Using the assembled stamp in non-branding iron mode:




Silver soldering to a scrap piece from my recently fitted Ikea kitchen (a hacked off towel rail):




Finished:







And end result on a scrap piece of Ash:




It works well - I heat it up for less than a minute with my MAPP torch. Would be better if the attachment bit was held vertically but did it quickly and used what I had available.

Cheers

Gidon


----------



## PowerTool (31 Mar 2008)

Finished result looks good,thanks for all the pictures.  

Andrew


----------



## gidon (1 Apr 2008)

Thanks Andrew - does the job.
Cheers
Gidon


----------



## OPJ (1 Apr 2008)

That's a nice idea. I guess it could save a bit of time and you won't have to spend ages looking for certain letters, or picking out the wrong ones! I bet it's also a lot harder to lose this one too. :wink:


----------



## Philly (1 Apr 2008)

Gidon
Great idea - well executed!
Philly


----------



## gidon (2 Apr 2008)

Thanks chaps.
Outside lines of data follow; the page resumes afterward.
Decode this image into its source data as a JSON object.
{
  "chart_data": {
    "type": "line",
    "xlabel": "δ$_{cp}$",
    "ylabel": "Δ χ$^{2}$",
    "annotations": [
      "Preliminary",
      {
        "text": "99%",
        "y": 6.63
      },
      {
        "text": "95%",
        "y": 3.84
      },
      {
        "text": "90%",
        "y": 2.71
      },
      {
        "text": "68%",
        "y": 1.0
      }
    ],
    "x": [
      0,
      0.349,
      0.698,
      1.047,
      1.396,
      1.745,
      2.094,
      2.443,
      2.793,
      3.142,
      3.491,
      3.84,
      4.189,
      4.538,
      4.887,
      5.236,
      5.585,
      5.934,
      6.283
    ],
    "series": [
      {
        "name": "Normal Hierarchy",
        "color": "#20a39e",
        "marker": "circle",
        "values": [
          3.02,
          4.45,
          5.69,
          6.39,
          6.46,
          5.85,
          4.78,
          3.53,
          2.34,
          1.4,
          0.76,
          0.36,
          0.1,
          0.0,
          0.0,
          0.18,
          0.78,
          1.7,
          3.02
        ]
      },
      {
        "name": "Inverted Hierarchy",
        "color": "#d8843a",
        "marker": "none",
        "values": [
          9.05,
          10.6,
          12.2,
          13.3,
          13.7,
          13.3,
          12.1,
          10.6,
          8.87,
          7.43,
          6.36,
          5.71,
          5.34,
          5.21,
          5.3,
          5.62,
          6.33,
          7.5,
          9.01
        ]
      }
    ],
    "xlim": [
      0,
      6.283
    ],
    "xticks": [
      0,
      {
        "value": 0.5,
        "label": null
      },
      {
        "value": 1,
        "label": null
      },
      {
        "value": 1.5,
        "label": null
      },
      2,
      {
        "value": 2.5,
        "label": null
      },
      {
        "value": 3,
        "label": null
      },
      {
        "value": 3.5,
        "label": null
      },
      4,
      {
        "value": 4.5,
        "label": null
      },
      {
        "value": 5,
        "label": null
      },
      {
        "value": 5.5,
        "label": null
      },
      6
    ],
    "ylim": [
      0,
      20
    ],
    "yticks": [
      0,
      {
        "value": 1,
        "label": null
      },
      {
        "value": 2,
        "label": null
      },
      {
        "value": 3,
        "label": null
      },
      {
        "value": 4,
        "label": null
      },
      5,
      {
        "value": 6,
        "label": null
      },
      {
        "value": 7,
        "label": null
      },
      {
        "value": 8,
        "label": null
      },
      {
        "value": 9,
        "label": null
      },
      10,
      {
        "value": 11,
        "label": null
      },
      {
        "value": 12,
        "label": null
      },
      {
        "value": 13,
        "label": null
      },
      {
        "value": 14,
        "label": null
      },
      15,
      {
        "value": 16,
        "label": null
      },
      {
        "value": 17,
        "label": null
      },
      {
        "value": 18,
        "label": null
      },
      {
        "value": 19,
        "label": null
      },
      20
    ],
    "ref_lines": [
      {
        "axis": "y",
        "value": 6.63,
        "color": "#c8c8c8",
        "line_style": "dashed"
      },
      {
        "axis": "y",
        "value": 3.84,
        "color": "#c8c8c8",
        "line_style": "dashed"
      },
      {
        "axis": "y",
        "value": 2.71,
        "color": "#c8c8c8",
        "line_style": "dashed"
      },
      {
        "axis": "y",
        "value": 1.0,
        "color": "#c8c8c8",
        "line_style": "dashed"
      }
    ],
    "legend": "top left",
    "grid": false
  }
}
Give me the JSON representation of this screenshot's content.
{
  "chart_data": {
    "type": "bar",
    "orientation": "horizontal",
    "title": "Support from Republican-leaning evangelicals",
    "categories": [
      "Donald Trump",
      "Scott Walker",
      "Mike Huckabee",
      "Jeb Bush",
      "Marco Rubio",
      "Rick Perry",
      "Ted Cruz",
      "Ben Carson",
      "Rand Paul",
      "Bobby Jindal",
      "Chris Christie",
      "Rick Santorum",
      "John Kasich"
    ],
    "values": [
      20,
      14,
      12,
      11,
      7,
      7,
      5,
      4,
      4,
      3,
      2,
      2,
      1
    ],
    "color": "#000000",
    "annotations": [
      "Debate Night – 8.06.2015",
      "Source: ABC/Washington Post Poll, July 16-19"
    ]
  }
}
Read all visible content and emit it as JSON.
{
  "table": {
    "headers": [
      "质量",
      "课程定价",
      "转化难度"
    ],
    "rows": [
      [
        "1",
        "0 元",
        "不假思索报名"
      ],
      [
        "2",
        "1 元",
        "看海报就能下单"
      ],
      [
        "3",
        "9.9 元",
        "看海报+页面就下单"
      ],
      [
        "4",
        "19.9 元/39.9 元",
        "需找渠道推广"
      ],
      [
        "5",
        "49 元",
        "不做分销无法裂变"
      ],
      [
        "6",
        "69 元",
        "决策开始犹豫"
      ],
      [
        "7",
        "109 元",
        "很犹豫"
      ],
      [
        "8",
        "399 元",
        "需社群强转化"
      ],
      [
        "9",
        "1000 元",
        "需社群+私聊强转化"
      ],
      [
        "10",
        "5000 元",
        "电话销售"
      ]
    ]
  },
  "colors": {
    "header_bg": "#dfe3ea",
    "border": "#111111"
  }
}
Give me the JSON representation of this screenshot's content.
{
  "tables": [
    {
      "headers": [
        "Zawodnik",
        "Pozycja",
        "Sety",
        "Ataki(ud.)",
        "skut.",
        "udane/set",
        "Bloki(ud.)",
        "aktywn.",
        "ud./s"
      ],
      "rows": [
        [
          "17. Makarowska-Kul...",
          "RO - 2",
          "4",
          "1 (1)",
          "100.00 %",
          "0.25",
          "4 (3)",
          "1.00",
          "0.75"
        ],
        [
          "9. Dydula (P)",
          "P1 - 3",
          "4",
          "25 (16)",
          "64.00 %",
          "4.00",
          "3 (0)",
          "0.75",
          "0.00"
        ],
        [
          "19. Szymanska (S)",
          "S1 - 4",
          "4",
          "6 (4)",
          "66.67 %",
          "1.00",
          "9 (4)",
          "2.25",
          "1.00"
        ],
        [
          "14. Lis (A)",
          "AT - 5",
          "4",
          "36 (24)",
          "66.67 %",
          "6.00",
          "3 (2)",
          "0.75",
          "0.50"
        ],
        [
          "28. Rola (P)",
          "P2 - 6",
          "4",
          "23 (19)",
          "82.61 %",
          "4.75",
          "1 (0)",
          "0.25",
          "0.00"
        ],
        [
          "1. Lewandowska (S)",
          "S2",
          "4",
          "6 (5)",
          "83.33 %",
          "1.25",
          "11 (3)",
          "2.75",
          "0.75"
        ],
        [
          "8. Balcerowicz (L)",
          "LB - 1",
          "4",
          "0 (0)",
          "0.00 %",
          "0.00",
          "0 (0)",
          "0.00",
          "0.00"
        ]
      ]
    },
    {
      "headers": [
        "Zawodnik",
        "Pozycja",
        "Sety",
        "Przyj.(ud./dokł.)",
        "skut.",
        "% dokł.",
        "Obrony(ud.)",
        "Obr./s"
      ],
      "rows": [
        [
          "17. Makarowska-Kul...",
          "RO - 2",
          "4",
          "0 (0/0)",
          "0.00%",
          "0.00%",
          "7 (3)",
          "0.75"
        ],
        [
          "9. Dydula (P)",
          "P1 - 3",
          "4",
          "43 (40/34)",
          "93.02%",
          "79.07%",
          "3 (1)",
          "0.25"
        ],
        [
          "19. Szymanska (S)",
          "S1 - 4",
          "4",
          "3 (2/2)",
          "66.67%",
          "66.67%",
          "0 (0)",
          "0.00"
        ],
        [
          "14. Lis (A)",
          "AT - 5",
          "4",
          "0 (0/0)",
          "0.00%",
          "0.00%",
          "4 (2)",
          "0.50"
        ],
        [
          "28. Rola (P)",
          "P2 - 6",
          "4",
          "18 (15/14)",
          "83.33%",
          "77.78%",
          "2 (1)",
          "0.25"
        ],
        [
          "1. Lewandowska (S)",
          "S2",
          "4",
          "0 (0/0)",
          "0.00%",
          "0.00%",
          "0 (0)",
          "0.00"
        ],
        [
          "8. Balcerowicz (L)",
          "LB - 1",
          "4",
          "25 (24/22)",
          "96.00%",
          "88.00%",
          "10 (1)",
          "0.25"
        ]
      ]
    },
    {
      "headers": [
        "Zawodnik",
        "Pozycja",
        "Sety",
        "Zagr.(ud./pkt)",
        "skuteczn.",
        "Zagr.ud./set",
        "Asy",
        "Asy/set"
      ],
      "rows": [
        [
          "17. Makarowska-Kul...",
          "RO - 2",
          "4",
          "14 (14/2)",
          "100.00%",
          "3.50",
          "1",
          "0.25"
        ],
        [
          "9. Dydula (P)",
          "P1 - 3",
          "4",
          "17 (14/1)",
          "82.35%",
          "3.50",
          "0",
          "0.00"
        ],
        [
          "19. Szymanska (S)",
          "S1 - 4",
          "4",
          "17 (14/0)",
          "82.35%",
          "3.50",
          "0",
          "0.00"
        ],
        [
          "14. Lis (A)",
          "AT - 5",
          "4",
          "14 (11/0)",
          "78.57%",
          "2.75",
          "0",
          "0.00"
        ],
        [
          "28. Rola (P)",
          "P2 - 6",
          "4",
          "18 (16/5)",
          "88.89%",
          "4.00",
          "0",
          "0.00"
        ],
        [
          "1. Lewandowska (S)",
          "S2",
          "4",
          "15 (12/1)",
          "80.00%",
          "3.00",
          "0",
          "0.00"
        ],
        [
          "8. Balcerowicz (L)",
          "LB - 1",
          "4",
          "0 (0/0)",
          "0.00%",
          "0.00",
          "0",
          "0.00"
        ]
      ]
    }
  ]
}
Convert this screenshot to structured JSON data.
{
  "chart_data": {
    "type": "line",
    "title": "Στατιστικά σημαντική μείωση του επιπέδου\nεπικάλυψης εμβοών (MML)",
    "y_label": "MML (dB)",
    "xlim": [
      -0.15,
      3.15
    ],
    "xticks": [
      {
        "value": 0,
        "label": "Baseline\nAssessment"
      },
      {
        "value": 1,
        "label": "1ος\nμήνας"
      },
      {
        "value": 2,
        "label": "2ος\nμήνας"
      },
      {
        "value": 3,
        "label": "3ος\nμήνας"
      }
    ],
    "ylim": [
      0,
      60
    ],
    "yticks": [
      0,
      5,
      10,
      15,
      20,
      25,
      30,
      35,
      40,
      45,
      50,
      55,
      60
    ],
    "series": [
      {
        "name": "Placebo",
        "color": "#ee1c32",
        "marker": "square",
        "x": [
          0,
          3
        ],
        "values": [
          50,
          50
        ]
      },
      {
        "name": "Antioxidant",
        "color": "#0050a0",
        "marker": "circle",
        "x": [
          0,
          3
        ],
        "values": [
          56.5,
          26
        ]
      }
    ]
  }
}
Also Olly I wouldn't trust myself lining up 500 degree stamps properly!
Cheers
Gidon


----------



## paultnl (6 Nov 2011)

Is it just me or are the pictures missing.


----------



## johnf (6 Nov 2011)

Where are the pics


----------



## beech1948 (6 Nov 2011)

Yup...no pics visible.
Thank god it's not just me.

Al


----------



## MickCheese (6 Nov 2011)

The original thread is 3½ years old so I assume the photo's were hosted on a photo site and they have now been removed.

Mick


----------